Sekali lagi aku merasa kehilangan orang yang mengisi hari-hariku dan ada di dekatku selama ini. Rasanya ada sesuatu ruang kosong yang tercipta, kemudian ruang kosong itu terisi kenangan lama tentang hal yang rasanya baru saja terjadi dan ingin terulang kembali. Begitulah. Kenangan bersama mereka seolah tumpah ruah. Kadang saat keheningan dan dalam situasi kehilangan, kita baru menyadari betapa orang lain berlimpah kebaikan.

Mau bagaimana lagi, melepaskan adalah jalan untuk pertemuan yang lebih membahagiakan. Insyaallah Bukankah mereka sedang menapaki jalan menggapai mimpi. Melepasmu. Sahabat-sahabatku. Aku memang kehilangan secara ragawi, namun bagaimanapun kehilangan yang membahagiakan adalah melepas mereka mencapai impian. Semangat berkarya sahabat! Ja mata ashita.
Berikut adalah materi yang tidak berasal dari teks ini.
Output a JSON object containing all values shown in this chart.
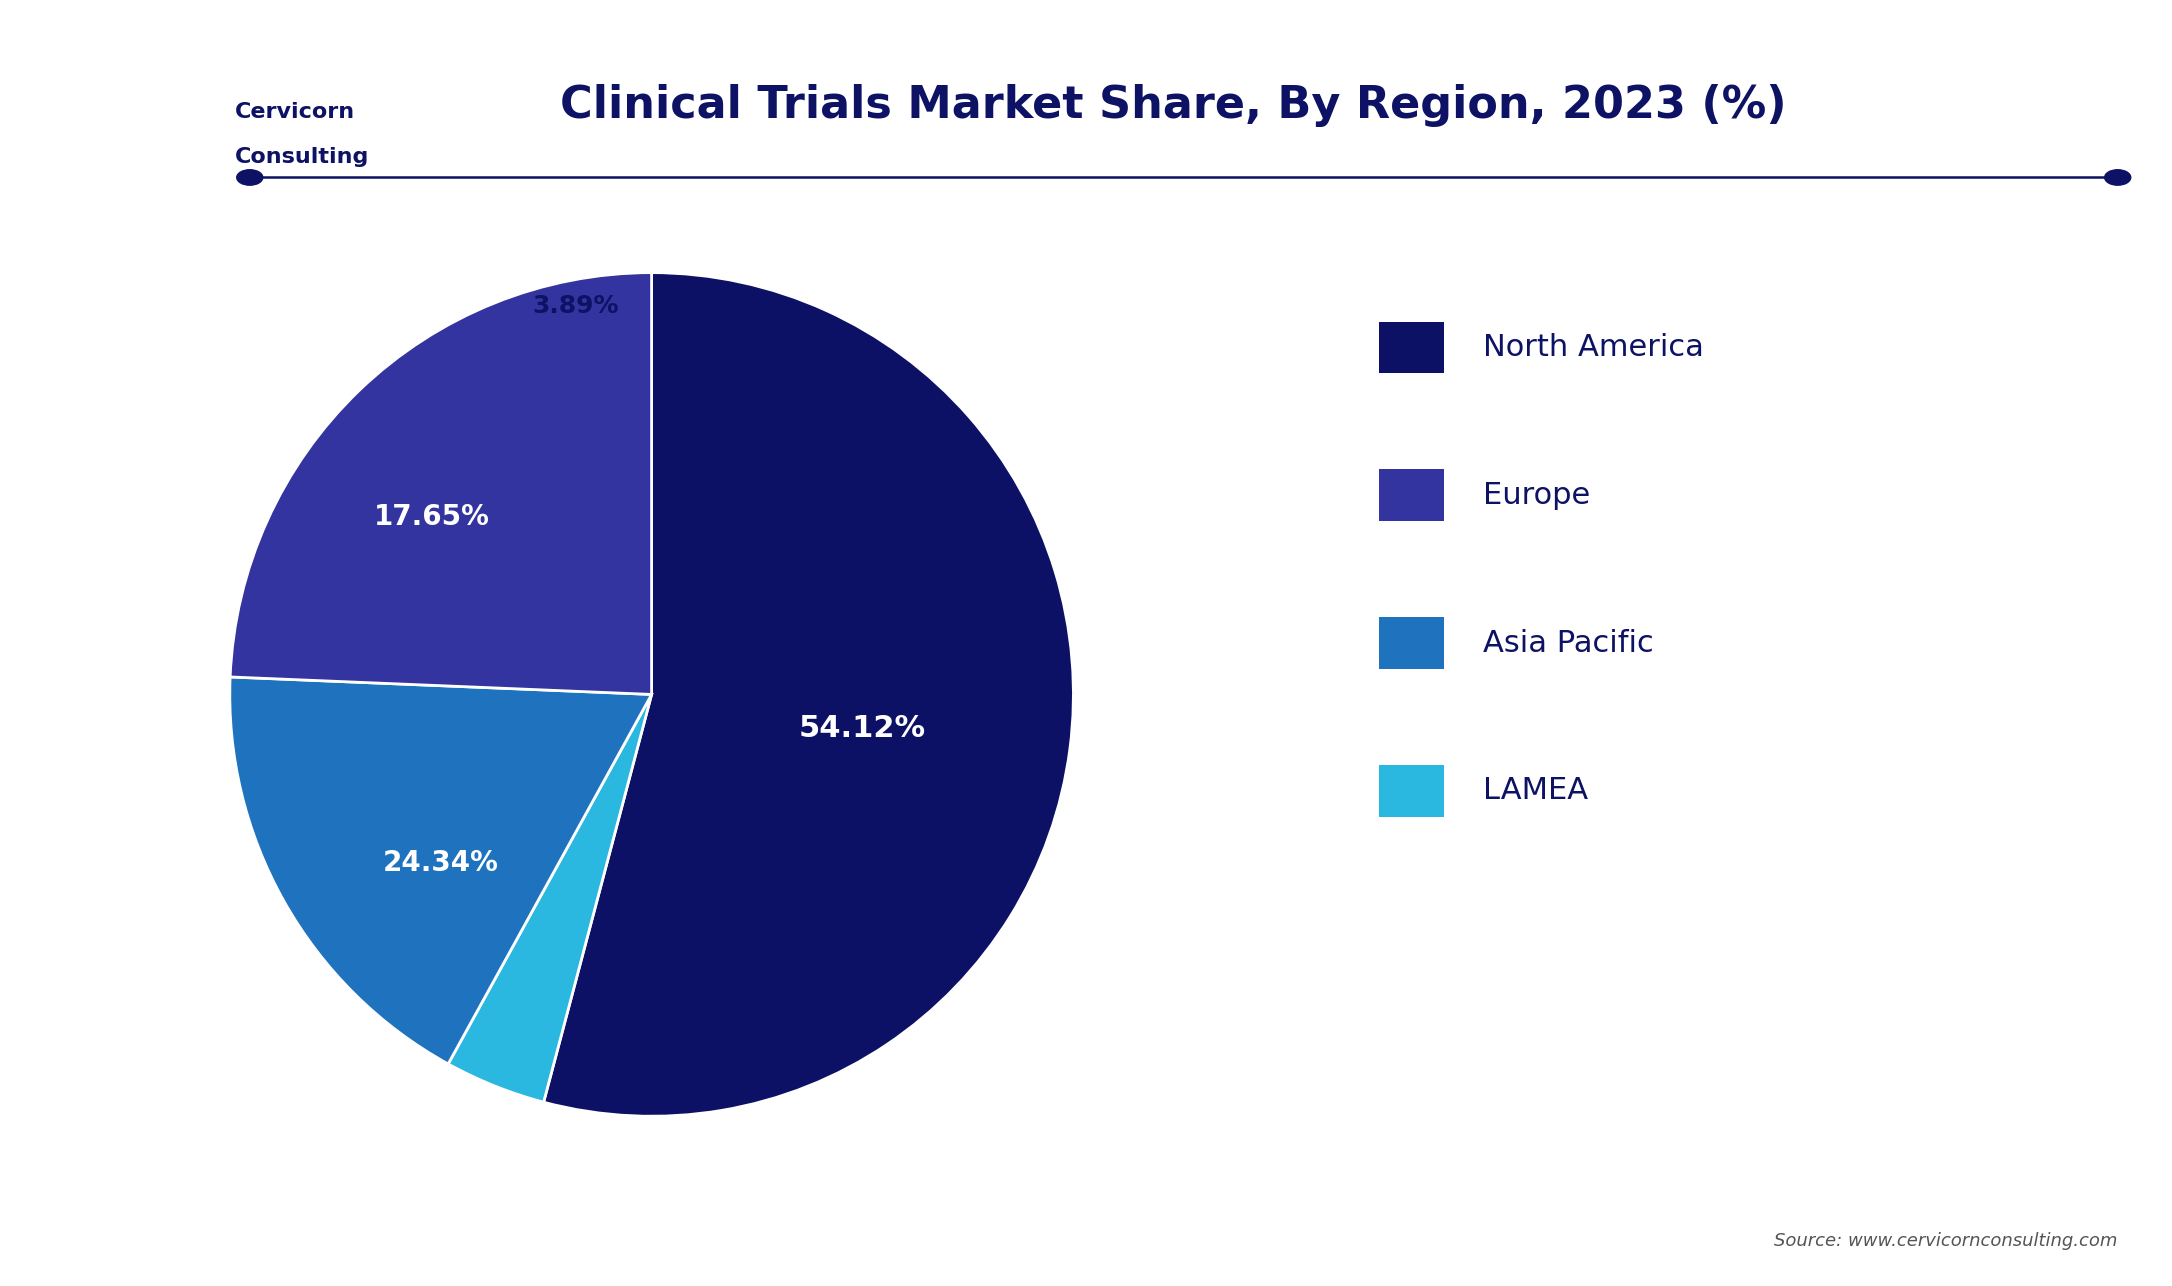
{
  "title": "Clinical Trials Market Share, By Region, 2023 (%)",
  "regions": [
    "North America",
    "Europe",
    "Asia Pacific",
    "LAMEA"
  ],
  "slices": [
    54.12,
    24.34,
    17.65,
    3.89
  ],
  "labels": [
    "54.12%",
    "24.34%",
    "17.65%",
    "3.89%"
  ],
  "colors_by_region": {
    "North America": "#0c1166",
    "Europe": "#3434a0",
    "Asia Pacific": "#1e72be",
    "LAMEA": "#2ab8e0"
  },
  "background_color": "#ffffff",
  "text_color": "#ffffff",
  "title_color": "#0d1264",
  "label_text_color": "#ffffff",
  "legend_text_color": "#0d1264",
  "source_text": "Source: www.cervicornconsulting.com",
  "source_color": "#555555",
  "label_fontsize": 20,
  "legend_fontsize": 22,
  "title_fontsize": 32,
  "line_color": "#0d1264",
  "logo_bg_color": "#1a3a6e",
  "logo_text": "Cervicorn\nConsulting",
  "logo_text_color": "#0d1264"
}
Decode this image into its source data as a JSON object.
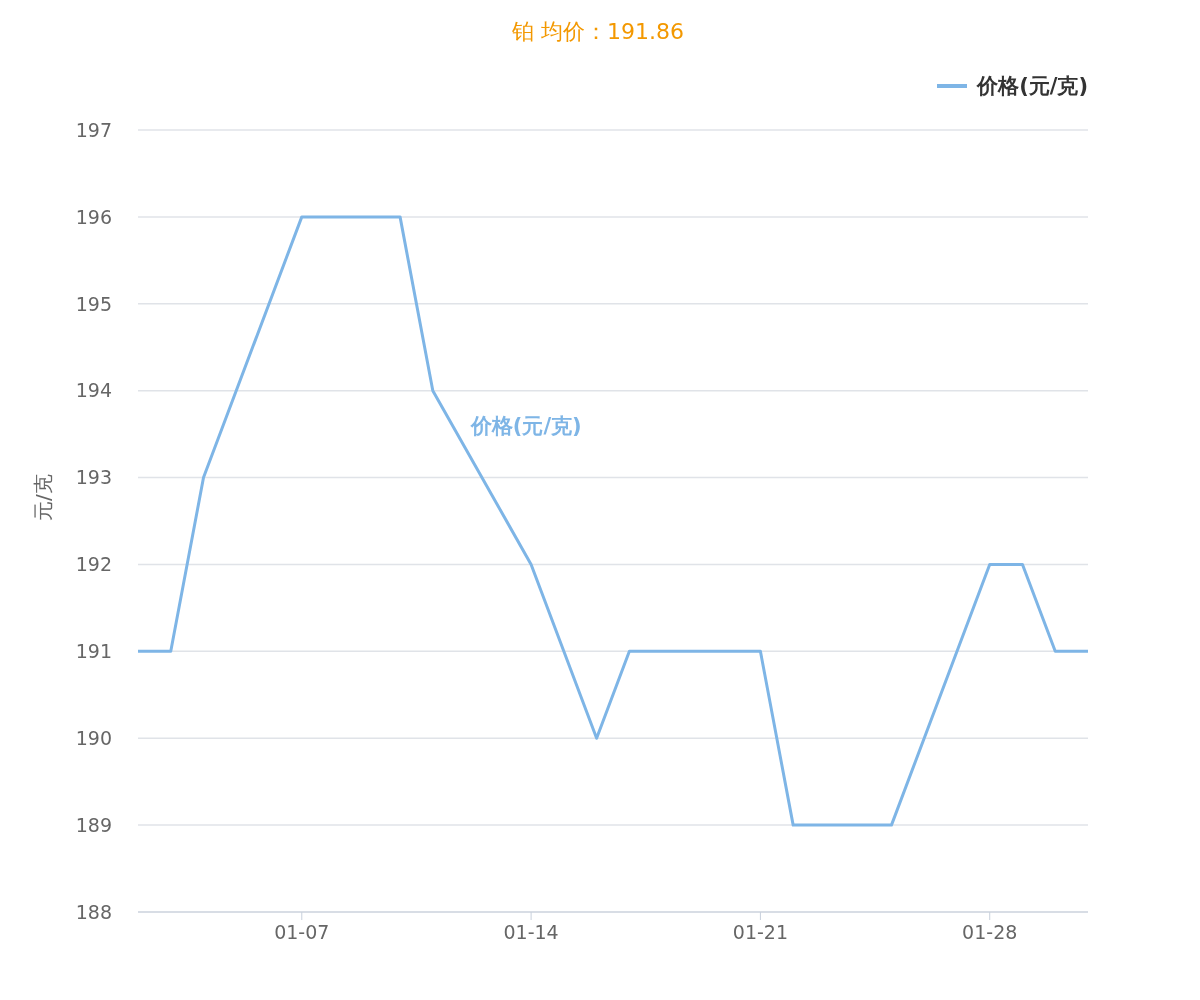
{
  "chart_data": {
    "type": "line",
    "title": "铂 均价：191.86",
    "ylabel": "元/克",
    "x": [
      "--01-02",
      "--01-03",
      "--01-04",
      "--01-07",
      "--01-10",
      "--01-11",
      "--01-14",
      "--01-16",
      "--01-17",
      "--01-21",
      "--01-22",
      "--01-25",
      "--01-28",
      "--01-29",
      "--01-30",
      "--01-31"
    ],
    "series": [
      {
        "name": "价格(元/克)",
        "color": "#7eb5e6",
        "values": [
          191,
          191,
          193,
          196,
          196,
          194,
          192,
          190,
          191,
          191,
          189,
          189,
          192,
          192,
          191,
          191
        ]
      }
    ],
    "xlim": [
      "--01-02",
      "--01-31"
    ],
    "xticks": [
      {
        "value": "--01-07",
        "label": "01-07"
      },
      {
        "value": "--01-14",
        "label": "01-14"
      },
      {
        "value": "--01-21",
        "label": "01-21"
      },
      {
        "value": "--01-28",
        "label": "01-28"
      }
    ],
    "ylim": [
      188,
      197
    ],
    "yticks": [
      188,
      189,
      190,
      191,
      192,
      193,
      194,
      195,
      196,
      197
    ],
    "grid": "y",
    "legend": "top right",
    "marker": "none",
    "line_style": "solid"
  }
}
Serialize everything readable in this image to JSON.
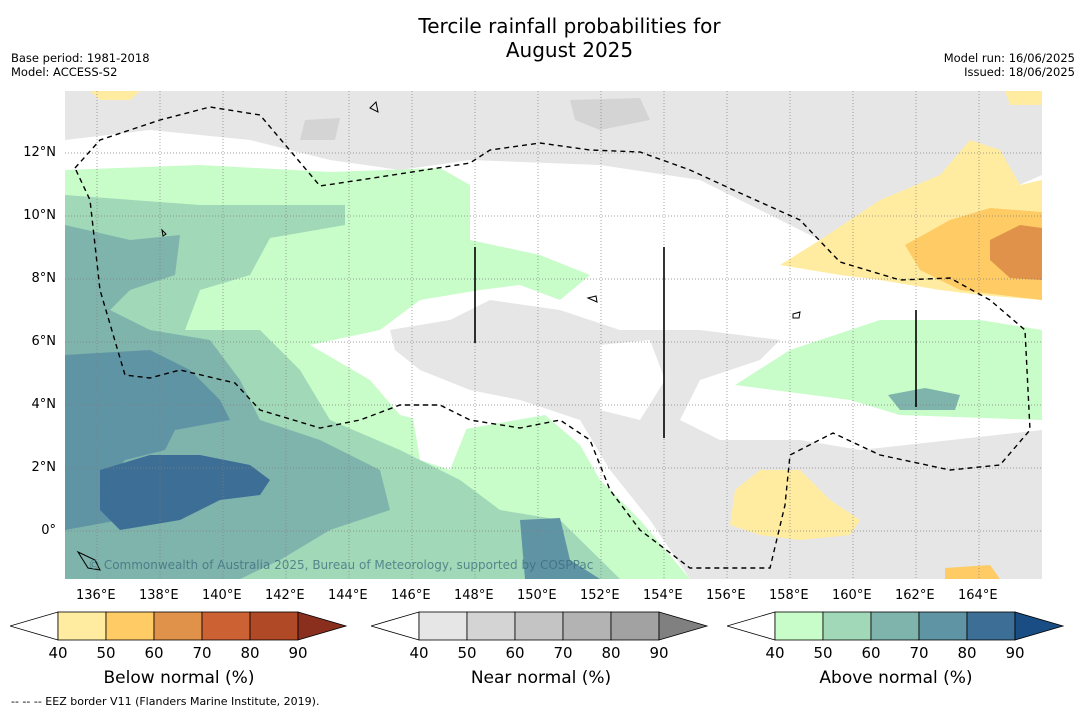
{
  "header": {
    "title_line1": "Tercile rainfall probabilities for",
    "title_line2": "August 2025",
    "base_period": "Base period: 1981-2018",
    "model": "Model: ACCESS-S2",
    "model_run": "Model run: 16/06/2025",
    "issued": "Issued: 18/06/2025"
  },
  "map": {
    "lon_labels": [
      "136°E",
      "138°E",
      "140°E",
      "142°E",
      "144°E",
      "146°E",
      "148°E",
      "150°E",
      "152°E",
      "154°E",
      "156°E",
      "158°E",
      "160°E",
      "162°E",
      "164°E"
    ],
    "lat_labels": [
      "12°N",
      "10°N",
      "8°N",
      "6°N",
      "4°N",
      "2°N",
      "0°"
    ],
    "copyright": "© Commonwealth of Australia 2025, Bureau of Meteorology, supported by COSPPac",
    "eez_note": "-- -- -- EEZ border V11 (Flanders Marine Institute, 2019)."
  },
  "colorbars": {
    "below": {
      "title": "Below normal (%)",
      "ticks": [
        "40",
        "50",
        "60",
        "70",
        "80",
        "90"
      ],
      "colors": [
        "#ffffff",
        "#ffeca0",
        "#fecb64",
        "#e0924a",
        "#cc6234",
        "#b04a26",
        "#8a2f1e"
      ]
    },
    "near": {
      "title": "Near normal (%)",
      "ticks": [
        "40",
        "50",
        "60",
        "70",
        "80",
        "90"
      ],
      "colors": [
        "#ffffff",
        "#e6e6e6",
        "#d4d4d4",
        "#c4c4c4",
        "#b3b3b3",
        "#a2a2a2",
        "#808080"
      ]
    },
    "above": {
      "title": "Above normal (%)",
      "ticks": [
        "40",
        "50",
        "60",
        "70",
        "80",
        "90"
      ],
      "colors": [
        "#ffffff",
        "#c8fcc8",
        "#a0d8b8",
        "#7fb4ac",
        "#5f94a4",
        "#3c6e96",
        "#194d84"
      ]
    }
  }
}
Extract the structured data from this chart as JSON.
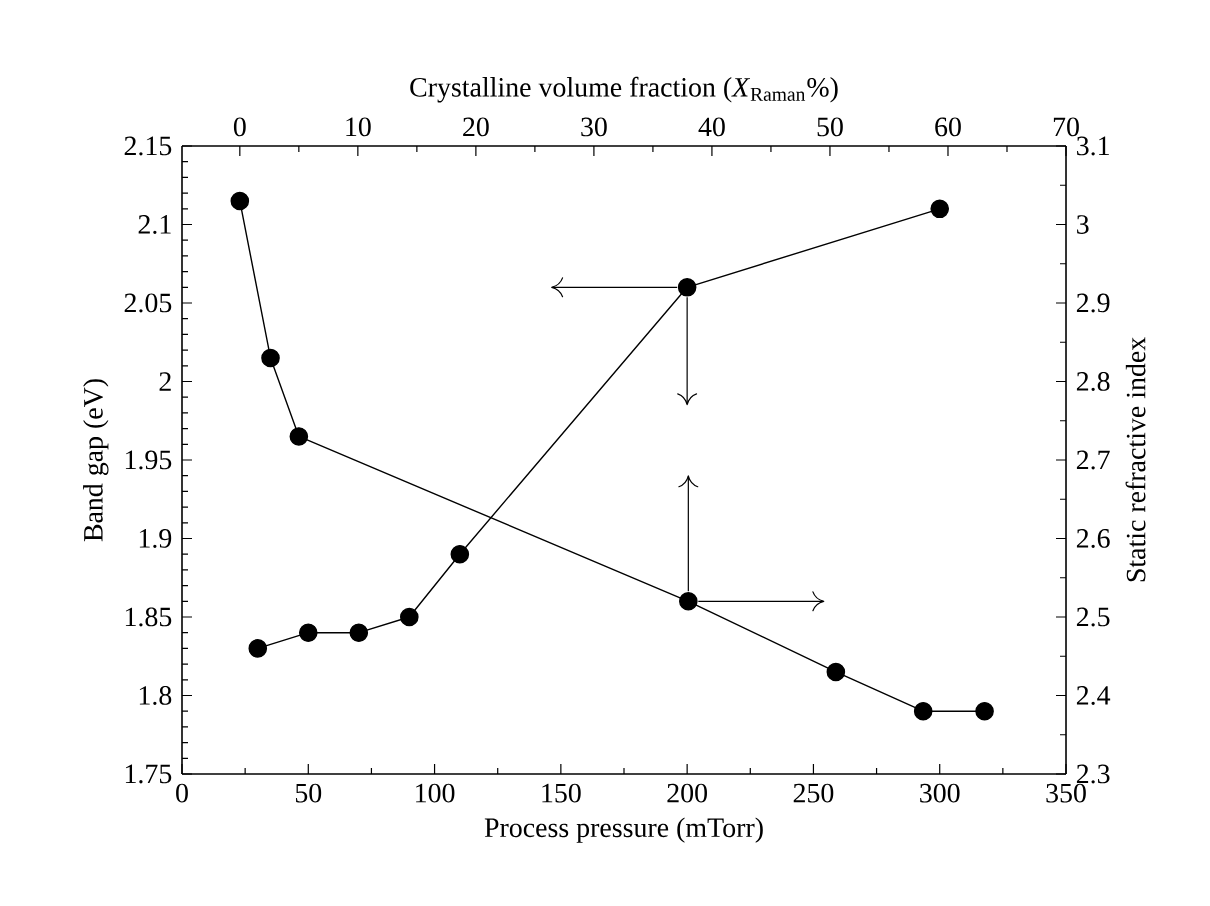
{
  "chart_data": [
    {
      "type": "line",
      "xlabel": "Process pressure (mTorr)",
      "ylabel": "Band gap (eV)",
      "xlim": [
        0,
        350
      ],
      "xticks": [
        0,
        50,
        100,
        150,
        200,
        250,
        300,
        350
      ],
      "ylim": [
        1.75,
        2.15
      ],
      "yticks": [
        1.75,
        1.8,
        1.85,
        1.9,
        1.95,
        2,
        2.05,
        2.1,
        2.15
      ],
      "marker": "circle",
      "line_style": "solid",
      "series": [
        {
          "color": "#000000",
          "x": [
            30,
            50,
            70,
            90,
            110,
            200,
            300
          ],
          "values": [
            1.83,
            1.84,
            1.84,
            1.85,
            1.89,
            2.06,
            2.11
          ]
        }
      ]
    },
    {
      "type": "line",
      "xlabel": "Crystalline volume fraction (*X*$_{Raman}$%)",
      "ylabel": "Static refractive index",
      "xlim": [
        -4.9,
        70
      ],
      "xticks": [
        0,
        10,
        20,
        30,
        40,
        50,
        60,
        70
      ],
      "ylim": [
        2.3,
        3.1
      ],
      "yticks": [
        2.3,
        2.4,
        2.5,
        2.6,
        2.7,
        2.8,
        2.9,
        3,
        3.1
      ],
      "marker": "circle",
      "line_style": "solid",
      "series": [
        {
          "color": "#000000",
          "x": [
            0,
            2.6,
            5,
            38,
            50.5,
            57.9,
            63.1
          ],
          "values": [
            3.03,
            2.83,
            2.73,
            2.52,
            2.43,
            2.38,
            2.38
          ]
        }
      ]
    }
  ]
}
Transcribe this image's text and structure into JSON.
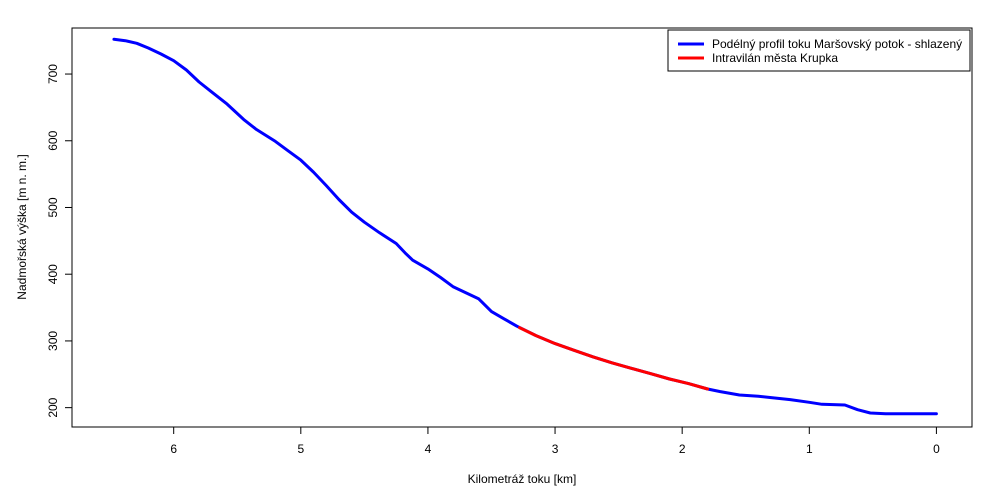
{
  "chart_data": {
    "type": "line",
    "title": "",
    "xlabel": "Kilometráž toku [km]",
    "ylabel": "Nadmořská výška [m n. m.]",
    "x_reversed": true,
    "xlim": [
      6.8,
      -0.28
    ],
    "ylim": [
      171,
      769
    ],
    "xticks": [
      6,
      5,
      4,
      3,
      2,
      1,
      0
    ],
    "yticks": [
      200,
      300,
      400,
      500,
      600,
      700
    ],
    "legend_position": "top-right",
    "series": [
      {
        "name": "Podélný profil toku Maršovský potok - shlazený",
        "color": "#0000ff",
        "points": [
          [
            6.47,
            752
          ],
          [
            6.38,
            750
          ],
          [
            6.29,
            746
          ],
          [
            6.2,
            739
          ],
          [
            6.1,
            730
          ],
          [
            6.0,
            720
          ],
          [
            5.9,
            706
          ],
          [
            5.8,
            688
          ],
          [
            5.7,
            673
          ],
          [
            5.58,
            655
          ],
          [
            5.45,
            632
          ],
          [
            5.35,
            617
          ],
          [
            5.2,
            599
          ],
          [
            5.1,
            585
          ],
          [
            5.0,
            571
          ],
          [
            4.9,
            553
          ],
          [
            4.8,
            533
          ],
          [
            4.7,
            512
          ],
          [
            4.6,
            493
          ],
          [
            4.5,
            478
          ],
          [
            4.38,
            462
          ],
          [
            4.25,
            446
          ],
          [
            4.18,
            432
          ],
          [
            4.12,
            421
          ],
          [
            4.0,
            408
          ],
          [
            3.9,
            395
          ],
          [
            3.8,
            381
          ],
          [
            3.7,
            372
          ],
          [
            3.6,
            363
          ],
          [
            3.5,
            344
          ],
          [
            3.4,
            333
          ],
          [
            3.3,
            322
          ],
          [
            3.15,
            308
          ],
          [
            3.0,
            296
          ],
          [
            2.85,
            286
          ],
          [
            2.7,
            276
          ],
          [
            2.55,
            267
          ],
          [
            2.4,
            259
          ],
          [
            2.25,
            251
          ],
          [
            2.1,
            243
          ],
          [
            1.95,
            236
          ],
          [
            1.8,
            228
          ],
          [
            1.7,
            224
          ],
          [
            1.55,
            219
          ],
          [
            1.4,
            217
          ],
          [
            1.3,
            215
          ],
          [
            1.15,
            212
          ],
          [
            1.0,
            208
          ],
          [
            0.9,
            205
          ],
          [
            0.72,
            204
          ],
          [
            0.62,
            197
          ],
          [
            0.52,
            192
          ],
          [
            0.4,
            191
          ],
          [
            0.2,
            191
          ],
          [
            0.0,
            191
          ]
        ]
      },
      {
        "name": "Intravilán města Krupka",
        "color": "#ff0000",
        "points": [
          [
            3.28,
            320
          ],
          [
            3.15,
            308
          ],
          [
            3.0,
            296
          ],
          [
            2.85,
            286
          ],
          [
            2.7,
            276
          ],
          [
            2.55,
            267
          ],
          [
            2.4,
            259
          ],
          [
            2.25,
            251
          ],
          [
            2.1,
            243
          ],
          [
            1.95,
            236
          ],
          [
            1.8,
            228
          ]
        ]
      }
    ]
  }
}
Sampai jumpa besok. (Baru sehari berpisah, namun rasanya ingin sekali segera bertemu)

"Meong,"Jojo kembali mengeong. Terdengar seperti mengiba minta diberi makan. "Meong," Jojo sekali lagi mengeong, kini suara kucing kurus itu terdengar seperti sebuah pertanyaan yang diajukan padaku, "dimana?". Iya, Jojo seolah bertanya di mana tiga perempuan yang biasa memberiku makan?

"Kamu lapar, Jo? Yang biasa ngasih kamu makan udah pergi, Jo," kataku pada Jojo lirih. Jojo berjalan mendekatiku yang sedang duduk di atas kasur, kemudian menyentuhkan kepalanya ke kakiku. "Saatnya kamu mandiri, nggak boleh cengeng dan terlalu tergantung sama orang lagi. Kamu kan kucing, cari tikus, atau cari cicak juga bisa. Ayo berusaha. Kamu bisa. Semangat! Ganbatte!," kataku menambahi menasehati, namun rasanya kalimat itu perlahan menggema balik kepadaku.